The nicks really weren’t that bad, and after the initial surprise and commotion, Evan’s crying, and the bleeding, stopped. The next day, you could barely tell there’d been a scratch. Evan even sat still for the rest of the haircut, but I think that’s just because he was trying to figure out how to throw the Barbie Jeep into gear so he could peel out of there.
As we went to pay, I cringed to see how Kara would handle the tip. Her cranial orifices were still billowing rage-smoke. Still, I get squeamish about giving bad tips, no matter how atrocious the service. I winced as Kara handed over the cash, sure that she’d stiffed the hairstylist. Then I did the math and realized she’d just tipped 25%.
“We sure showed her,” I said as we left, with Evan happily noshing on his post-trauma lollipop.
“Well, I felt bad for her,” Kara said.
Fortunately for truly awful service-sector employees, if they do a bad enough job, they generate the requisite sympathy to ensure that they don’t get Darwinned out of their jobs like they should.

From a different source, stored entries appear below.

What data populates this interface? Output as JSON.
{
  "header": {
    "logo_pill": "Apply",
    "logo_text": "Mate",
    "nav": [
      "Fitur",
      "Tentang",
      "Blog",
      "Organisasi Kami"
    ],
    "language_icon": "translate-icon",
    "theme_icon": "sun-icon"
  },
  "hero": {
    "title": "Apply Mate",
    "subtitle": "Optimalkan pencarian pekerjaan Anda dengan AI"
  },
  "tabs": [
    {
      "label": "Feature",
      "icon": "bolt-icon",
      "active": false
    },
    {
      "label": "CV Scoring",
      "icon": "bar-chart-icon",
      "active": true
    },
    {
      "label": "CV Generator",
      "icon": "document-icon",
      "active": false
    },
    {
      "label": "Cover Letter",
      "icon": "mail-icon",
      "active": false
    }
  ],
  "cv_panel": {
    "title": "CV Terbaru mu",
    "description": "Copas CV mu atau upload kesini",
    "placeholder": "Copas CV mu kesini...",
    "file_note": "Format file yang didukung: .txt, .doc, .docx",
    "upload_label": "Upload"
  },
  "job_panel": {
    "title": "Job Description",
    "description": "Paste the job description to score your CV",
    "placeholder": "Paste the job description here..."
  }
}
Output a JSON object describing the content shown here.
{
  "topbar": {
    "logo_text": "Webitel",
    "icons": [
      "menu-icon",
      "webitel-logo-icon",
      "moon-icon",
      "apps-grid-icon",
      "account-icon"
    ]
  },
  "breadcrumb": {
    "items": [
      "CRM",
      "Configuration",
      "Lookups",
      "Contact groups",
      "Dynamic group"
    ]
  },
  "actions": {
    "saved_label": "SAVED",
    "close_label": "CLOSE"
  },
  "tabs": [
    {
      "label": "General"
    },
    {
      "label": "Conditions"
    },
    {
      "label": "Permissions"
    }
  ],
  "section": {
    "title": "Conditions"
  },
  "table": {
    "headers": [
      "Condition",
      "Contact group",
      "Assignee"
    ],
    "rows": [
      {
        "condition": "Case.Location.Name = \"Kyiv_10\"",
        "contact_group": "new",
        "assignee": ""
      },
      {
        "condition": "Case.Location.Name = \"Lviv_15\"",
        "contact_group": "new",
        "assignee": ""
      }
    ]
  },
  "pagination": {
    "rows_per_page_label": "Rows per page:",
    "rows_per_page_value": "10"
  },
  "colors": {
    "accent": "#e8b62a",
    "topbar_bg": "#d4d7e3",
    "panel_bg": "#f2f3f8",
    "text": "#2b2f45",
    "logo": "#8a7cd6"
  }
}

In fact, if they’re awful enough, they’ll make out better than if they were good. Being a little bit slow won’t do the trick, since that will just result in a pared-down tip. They have to go the full monty, dumping coffee on people’s laps or shearing their children’s ears to make sure they get their sympathy bonus.
As a busboy in high school, I benefited from this phenomenon, noticing that people seemed to leave better tips when you dumped glasses of ice water on them. That’s why we always gave our customers towels on the way in.
“Don’t worry, it’ll make sense later,” we’d tell them.
Of course, this is all just a long way of explaining Evan’s eventual ponytail to his grandparents.